Douglas MCT 14/08/2019
Desde já um dos maiores clássicos dos quadrinhos, ao lado de Watchmen, Maus e O Cavaleiro das Trevas
Não existe nada igual a essa graphic novel. Nada. Minha Coisa Favorita é Monstro é história em quadrinho. É literatura. É pintura clássica. É cinema e música e escultura. As 11 artes em uma só, num tributo formidável ao horror clássico, de alguém que conhece como pouco os monstros fantásticos (e os da vida real também), prestando ainda homenagens e referências para obras de arte famosas, as mitologias, as lendas locais, tratando de política e de História, de uma maneira natural, crua e cínica, mas sem abandonar a sensibilidade.
A história se passa em Chicago no final dos anos 60 e é narrada por Karen Reyes, uma menina de dez anos, fanática por histórias de terror, registrando tudo em um diário, feito com canetas esferográficas (na trama e na produção real do quadrinho, por Ferris). Cada folha tem linhas e buraquinhos típicos de um caderno mesmo. Se representando como um “lobismoça”, a protagonista encontra paralelos entre vizinhos e outras pessoas com os monstros clássicos (por isso vemos versões da criatura de Frankenstein, do Drácula, do Monstro da Lagoa Negra, de Mr. Hyde, entre tantos outros), que a fascinam. Por isso, ela lida tudo com bastante naturalidade. Ao contrário das verdadeiras abominações que ela acaba presenciando na vida real, como o assassinato de sua vizinha, o que serve de gatilho para o começo e desenvolvimento do enredo, que ainda aborda relações abusivas (em todas suas vertentes), bullying, racismo e homossexualidade, tudo embalado em uma velha e boa história de mistério e crime, com a mais pura nata do terror clássico de monstros, sendo várias histórias em uma.
Emil Ferris é uma artista de mão cheia, sem igual. Além do roteiro atípico e bem escrito, ela entrega páginas espetaculares, sem jamais manter um padrão ou um template. Com uma arte repleta de hachuras e “defeitos”, ela mostra personagens com visuais diferentes, tal qual são os humanos na vida real. Quando você acha que ela pode ter cometido qualquer erro no traço, logo ela mostra uma firmeza na página seguinte, com um retrato fiel e realista de uma pessoa, ou de um afresco famoso, retratado formidavelmente por aqui. E nessa inconstância proposital, Ferris nos leva pelo colosso que é este primeiro volume de seu quadrinho. As páginas são pequenas obras-primas, que não devem ser passadas com velocidade, merecem atenção e uma pausa antes da próxima folheada. Cada página e desenho trás uma surpresa ou informação escondida, seja crucial ou curiosidade, nada passa batido no trabalho minucioso da autora – que inclusive guarda uma história tão impressionante quanto a que está narrando. Durante a produção desta graphic novel, Emil Ferris contraiu uma infecção do vírus do Nilo e ficou paralisada da cintura para baixo, perdendo a fala e os movimentos do braço direito por um longo período. Assim, foram cinco anos até que ela concluísse as mais de 400 páginas do gibi.

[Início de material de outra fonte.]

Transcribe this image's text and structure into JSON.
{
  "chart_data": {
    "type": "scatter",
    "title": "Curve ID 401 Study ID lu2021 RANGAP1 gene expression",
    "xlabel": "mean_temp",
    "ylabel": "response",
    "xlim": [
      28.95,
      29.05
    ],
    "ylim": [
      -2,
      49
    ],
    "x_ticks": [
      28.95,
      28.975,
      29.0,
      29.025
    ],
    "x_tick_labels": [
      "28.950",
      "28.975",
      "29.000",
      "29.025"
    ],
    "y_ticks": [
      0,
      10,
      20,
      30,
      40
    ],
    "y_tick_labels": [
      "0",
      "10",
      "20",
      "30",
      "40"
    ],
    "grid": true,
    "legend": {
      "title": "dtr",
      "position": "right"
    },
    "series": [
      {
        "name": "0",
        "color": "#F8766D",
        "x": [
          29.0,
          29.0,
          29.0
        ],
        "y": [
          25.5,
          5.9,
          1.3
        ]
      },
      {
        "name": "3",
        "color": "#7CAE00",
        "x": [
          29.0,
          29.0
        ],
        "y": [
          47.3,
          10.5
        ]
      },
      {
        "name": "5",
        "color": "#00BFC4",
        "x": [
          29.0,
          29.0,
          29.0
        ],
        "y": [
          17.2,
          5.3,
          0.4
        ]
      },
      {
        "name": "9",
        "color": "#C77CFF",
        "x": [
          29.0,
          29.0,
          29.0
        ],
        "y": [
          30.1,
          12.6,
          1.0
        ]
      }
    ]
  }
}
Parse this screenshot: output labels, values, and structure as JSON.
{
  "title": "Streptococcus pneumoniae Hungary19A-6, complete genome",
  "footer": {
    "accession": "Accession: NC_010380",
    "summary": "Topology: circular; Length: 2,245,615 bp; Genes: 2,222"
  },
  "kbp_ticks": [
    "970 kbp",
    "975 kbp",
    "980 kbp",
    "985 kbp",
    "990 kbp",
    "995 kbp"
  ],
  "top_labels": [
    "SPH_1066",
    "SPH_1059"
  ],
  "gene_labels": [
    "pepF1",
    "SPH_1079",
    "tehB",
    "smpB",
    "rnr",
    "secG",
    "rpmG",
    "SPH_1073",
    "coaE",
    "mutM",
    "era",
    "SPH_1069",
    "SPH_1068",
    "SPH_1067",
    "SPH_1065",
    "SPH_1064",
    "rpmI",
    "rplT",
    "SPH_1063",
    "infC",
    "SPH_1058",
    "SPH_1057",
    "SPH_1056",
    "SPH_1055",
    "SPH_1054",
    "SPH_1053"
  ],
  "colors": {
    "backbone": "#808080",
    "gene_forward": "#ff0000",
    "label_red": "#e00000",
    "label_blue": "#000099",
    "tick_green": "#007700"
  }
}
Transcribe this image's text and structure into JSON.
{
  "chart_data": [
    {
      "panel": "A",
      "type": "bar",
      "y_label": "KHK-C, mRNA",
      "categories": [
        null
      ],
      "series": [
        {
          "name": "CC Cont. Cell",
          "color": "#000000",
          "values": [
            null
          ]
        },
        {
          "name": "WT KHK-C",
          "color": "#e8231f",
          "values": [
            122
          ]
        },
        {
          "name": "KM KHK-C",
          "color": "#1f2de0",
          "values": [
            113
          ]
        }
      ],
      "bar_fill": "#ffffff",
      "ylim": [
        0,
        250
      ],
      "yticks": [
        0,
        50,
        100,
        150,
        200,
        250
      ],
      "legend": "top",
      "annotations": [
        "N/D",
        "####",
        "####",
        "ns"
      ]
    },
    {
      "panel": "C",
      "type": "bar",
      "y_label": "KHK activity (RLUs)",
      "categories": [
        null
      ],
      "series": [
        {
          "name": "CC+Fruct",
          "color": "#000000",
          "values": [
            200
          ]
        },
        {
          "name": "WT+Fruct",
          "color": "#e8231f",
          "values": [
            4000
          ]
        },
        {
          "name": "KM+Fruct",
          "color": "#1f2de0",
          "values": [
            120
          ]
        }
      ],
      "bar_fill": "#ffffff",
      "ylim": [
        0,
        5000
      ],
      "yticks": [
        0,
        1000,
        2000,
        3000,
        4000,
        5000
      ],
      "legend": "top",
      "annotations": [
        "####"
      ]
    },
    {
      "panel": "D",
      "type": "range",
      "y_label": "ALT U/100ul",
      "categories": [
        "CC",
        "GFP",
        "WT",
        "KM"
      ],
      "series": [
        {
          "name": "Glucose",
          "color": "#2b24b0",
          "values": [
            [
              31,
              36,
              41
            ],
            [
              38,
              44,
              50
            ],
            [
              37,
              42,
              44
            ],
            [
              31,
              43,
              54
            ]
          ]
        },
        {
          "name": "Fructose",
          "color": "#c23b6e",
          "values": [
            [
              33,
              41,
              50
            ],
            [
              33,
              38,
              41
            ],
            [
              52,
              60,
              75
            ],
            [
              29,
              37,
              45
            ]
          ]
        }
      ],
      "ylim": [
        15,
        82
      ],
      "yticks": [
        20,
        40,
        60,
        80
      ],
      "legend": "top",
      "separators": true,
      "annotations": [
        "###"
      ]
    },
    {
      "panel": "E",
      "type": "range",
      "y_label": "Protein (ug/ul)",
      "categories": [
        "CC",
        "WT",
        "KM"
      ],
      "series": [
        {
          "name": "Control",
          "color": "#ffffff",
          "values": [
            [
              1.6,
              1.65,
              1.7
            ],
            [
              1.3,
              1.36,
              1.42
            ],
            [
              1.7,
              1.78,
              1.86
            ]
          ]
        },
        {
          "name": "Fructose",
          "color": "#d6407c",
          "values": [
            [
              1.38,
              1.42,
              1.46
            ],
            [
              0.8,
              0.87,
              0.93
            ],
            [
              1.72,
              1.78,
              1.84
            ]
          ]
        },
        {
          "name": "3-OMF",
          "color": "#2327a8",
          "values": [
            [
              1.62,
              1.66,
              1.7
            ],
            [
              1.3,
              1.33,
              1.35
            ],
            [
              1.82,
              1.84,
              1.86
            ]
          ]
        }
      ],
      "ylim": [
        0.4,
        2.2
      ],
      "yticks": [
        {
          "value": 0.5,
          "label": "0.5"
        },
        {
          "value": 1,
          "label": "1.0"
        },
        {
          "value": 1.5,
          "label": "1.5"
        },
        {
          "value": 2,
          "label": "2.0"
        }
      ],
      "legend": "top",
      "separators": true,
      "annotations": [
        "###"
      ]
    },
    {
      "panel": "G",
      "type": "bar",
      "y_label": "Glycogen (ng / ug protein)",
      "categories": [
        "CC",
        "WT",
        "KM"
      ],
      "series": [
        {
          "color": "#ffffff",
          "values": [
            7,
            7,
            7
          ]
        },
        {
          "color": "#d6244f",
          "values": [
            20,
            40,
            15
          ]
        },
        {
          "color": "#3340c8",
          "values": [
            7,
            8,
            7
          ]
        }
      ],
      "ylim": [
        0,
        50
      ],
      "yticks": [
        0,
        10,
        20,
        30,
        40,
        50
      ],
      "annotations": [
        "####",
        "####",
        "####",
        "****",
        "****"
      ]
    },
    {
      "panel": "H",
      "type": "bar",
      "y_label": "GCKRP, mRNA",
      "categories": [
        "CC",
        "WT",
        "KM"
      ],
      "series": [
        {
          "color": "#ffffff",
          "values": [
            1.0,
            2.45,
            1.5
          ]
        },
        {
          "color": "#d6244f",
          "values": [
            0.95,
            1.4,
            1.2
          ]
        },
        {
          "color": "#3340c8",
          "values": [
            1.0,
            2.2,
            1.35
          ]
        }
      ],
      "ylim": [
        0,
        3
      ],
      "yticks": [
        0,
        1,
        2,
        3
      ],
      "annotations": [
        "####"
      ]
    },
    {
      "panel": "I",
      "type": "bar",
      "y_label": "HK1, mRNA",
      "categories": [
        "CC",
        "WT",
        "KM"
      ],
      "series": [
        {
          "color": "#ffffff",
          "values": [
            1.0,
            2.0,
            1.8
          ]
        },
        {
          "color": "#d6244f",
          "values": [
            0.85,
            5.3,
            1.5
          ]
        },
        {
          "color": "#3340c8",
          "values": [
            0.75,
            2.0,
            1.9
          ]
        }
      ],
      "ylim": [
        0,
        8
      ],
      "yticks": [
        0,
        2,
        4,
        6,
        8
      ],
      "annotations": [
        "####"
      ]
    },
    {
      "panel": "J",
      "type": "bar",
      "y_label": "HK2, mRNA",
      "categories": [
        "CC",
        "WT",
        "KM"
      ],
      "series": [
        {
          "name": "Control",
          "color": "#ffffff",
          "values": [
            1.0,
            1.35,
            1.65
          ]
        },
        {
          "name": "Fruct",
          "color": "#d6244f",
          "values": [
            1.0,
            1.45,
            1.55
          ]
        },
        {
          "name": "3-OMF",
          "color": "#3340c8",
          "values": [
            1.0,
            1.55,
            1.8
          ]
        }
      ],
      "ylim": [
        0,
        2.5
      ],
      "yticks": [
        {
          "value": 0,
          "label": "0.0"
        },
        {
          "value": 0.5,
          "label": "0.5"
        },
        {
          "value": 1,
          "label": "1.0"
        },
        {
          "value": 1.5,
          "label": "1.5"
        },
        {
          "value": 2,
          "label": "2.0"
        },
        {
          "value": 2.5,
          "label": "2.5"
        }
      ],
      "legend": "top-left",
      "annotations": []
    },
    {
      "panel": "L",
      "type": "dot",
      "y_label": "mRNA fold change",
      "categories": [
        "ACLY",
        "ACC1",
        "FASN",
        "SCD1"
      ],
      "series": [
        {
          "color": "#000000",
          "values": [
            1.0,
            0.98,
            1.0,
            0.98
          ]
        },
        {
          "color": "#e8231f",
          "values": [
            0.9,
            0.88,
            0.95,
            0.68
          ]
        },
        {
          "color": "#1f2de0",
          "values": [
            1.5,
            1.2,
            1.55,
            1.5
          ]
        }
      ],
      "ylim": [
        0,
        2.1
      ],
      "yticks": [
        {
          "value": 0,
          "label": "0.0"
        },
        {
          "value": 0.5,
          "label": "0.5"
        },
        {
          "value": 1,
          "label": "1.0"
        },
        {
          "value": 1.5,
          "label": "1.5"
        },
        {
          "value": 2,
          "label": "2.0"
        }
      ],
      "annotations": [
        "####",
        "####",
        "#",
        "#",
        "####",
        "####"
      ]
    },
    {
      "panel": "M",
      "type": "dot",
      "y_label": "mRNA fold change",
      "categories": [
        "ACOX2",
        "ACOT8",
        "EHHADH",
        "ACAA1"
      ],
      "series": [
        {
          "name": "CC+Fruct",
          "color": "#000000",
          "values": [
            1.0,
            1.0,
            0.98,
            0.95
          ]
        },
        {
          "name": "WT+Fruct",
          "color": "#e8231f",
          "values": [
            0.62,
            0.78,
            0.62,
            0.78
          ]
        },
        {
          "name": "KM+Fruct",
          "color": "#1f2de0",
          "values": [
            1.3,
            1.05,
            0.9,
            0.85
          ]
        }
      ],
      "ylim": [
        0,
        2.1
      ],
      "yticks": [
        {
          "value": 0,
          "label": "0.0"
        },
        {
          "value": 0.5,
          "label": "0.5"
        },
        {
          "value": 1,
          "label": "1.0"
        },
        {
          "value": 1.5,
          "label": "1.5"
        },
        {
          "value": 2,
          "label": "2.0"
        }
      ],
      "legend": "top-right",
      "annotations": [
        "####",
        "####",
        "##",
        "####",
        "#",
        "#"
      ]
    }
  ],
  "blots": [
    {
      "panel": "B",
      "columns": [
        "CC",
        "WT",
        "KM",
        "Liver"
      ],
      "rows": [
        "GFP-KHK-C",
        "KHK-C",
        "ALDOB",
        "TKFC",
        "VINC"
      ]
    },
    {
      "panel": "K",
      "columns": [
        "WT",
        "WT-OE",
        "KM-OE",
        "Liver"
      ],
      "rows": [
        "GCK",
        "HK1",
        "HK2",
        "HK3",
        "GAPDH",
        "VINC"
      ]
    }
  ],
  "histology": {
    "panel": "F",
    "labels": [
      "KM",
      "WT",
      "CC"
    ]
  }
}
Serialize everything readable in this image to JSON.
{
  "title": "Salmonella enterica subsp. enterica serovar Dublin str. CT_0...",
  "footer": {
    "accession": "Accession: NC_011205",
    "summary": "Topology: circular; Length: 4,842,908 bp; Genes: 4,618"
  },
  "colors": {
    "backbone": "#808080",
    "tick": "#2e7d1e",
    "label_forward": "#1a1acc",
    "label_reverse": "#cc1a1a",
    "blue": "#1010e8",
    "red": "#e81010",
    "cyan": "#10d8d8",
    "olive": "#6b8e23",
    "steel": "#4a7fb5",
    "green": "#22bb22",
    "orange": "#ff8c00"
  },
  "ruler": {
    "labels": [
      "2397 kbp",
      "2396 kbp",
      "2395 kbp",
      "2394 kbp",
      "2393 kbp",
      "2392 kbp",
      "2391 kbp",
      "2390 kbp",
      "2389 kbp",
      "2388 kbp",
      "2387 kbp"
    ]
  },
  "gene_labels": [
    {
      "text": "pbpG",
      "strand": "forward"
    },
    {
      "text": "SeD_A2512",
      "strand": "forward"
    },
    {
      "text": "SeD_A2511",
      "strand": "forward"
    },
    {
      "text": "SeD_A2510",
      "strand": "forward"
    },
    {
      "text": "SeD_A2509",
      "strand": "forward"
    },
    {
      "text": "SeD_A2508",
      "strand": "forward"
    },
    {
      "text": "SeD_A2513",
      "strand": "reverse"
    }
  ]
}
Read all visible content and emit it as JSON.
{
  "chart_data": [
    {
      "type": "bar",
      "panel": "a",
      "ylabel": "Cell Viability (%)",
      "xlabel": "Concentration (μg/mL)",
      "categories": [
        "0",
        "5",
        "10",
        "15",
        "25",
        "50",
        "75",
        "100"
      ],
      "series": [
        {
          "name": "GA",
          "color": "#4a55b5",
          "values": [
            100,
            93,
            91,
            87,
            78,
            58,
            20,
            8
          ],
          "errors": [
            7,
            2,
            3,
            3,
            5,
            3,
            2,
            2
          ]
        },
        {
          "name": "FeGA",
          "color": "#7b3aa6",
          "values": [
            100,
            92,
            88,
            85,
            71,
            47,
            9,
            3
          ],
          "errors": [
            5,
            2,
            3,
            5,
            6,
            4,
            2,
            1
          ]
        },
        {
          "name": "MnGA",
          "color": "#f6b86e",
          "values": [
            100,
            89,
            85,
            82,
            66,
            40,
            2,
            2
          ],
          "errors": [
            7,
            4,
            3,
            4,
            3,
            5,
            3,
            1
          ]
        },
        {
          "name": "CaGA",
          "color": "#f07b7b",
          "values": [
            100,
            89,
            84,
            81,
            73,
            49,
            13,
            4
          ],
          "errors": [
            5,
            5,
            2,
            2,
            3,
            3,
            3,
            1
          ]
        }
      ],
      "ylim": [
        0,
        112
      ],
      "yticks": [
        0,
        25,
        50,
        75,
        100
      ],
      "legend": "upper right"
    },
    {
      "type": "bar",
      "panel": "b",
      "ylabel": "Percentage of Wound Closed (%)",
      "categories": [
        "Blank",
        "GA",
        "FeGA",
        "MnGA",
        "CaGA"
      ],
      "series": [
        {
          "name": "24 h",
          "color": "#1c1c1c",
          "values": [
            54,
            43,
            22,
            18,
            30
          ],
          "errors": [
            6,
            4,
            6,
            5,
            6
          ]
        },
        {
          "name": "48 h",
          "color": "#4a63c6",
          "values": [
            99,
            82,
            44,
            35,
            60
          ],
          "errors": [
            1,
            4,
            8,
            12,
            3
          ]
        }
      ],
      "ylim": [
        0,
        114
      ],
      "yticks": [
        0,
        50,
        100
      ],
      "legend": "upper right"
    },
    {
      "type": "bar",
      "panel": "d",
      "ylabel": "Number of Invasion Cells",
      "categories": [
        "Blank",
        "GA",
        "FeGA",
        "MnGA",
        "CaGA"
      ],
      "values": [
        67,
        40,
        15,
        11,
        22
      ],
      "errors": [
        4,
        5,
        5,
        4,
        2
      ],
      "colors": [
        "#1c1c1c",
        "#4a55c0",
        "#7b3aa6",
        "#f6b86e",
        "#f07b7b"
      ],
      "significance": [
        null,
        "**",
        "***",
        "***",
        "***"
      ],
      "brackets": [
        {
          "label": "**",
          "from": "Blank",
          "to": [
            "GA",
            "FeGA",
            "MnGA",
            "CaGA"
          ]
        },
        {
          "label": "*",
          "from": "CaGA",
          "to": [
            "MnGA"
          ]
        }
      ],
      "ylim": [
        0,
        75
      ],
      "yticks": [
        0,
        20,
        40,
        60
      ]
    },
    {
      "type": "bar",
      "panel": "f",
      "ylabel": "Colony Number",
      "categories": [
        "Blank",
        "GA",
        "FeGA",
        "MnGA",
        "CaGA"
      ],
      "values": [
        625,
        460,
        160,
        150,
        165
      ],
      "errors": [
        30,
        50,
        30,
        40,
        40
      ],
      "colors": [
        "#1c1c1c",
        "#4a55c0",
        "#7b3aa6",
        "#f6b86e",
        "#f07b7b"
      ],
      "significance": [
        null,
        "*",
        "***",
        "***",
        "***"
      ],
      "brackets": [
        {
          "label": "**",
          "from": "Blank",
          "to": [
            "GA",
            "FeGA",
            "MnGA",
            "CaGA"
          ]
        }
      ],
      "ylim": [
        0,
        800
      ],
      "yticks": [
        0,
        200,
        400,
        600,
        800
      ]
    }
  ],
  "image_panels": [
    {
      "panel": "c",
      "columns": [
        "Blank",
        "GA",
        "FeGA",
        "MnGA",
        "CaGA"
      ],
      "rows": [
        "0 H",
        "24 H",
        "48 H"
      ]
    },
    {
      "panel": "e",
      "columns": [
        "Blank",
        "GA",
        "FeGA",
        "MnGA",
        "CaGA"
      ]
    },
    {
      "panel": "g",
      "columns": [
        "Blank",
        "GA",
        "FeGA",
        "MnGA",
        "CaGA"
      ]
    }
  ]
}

Sagaz em sua narrativa, a autora constrói a história principal e as de escanteio sem pressa e com um desenvolvimento preciso, levando o leitor próximo de revelar ou desvendar algo, para logo em seguida mudar o rumo e foco, em outro personagem, em outro contexto. Tudo se agrega ao fio principal, no sentido conceitual, sem gratuidade. Sabendo deixar as pontas soltas, Ferris intriga o público justamente quando escolhe o momento certo para puxá-las de novo, assim, nos levando junto até onde quer chegar, em um enredo improvável e nada clichê, subvertendo vários gêneros por onde caminha, enquanto nos encanta e nos assombra, com a realidade de alguns naquelas páginas, que certamente foi a realidade de muitos naquele período. Outro ponto positivo da HQ, está na autora usar de uma criança como protagonista, afinal, mesmo que esperta e com conhecimentos culturais que a favoreçam para desenvolver melhor os rumos da coisa, ela ainda é carregada de inocência e ingenuidade, que gradualmente vão sendo corrompidos com histórias de imigrantes judeus fugindo da Alemanha, de mortes próximas e de um mistério complicadíssimo envolvendo seu irmão, outra grande figura da trama.
A edição da Quadrinhos na Cia é suntuosa e respeita o material original em toda sua proposta, com um trabalho meticuloso de Américo Freiria no letreiramento, que recompôs tudo que Ferris fez, na adaptação dos textos para o português.
Esqueça os rótulos e as modinhas do momento. Minha Coisa Favorita é Monstro é um dos maiores quadrinhos de todos os tempos e vai te levar para uma história inesquecível. Quando terminar a leitura, você não será mais o mesmo.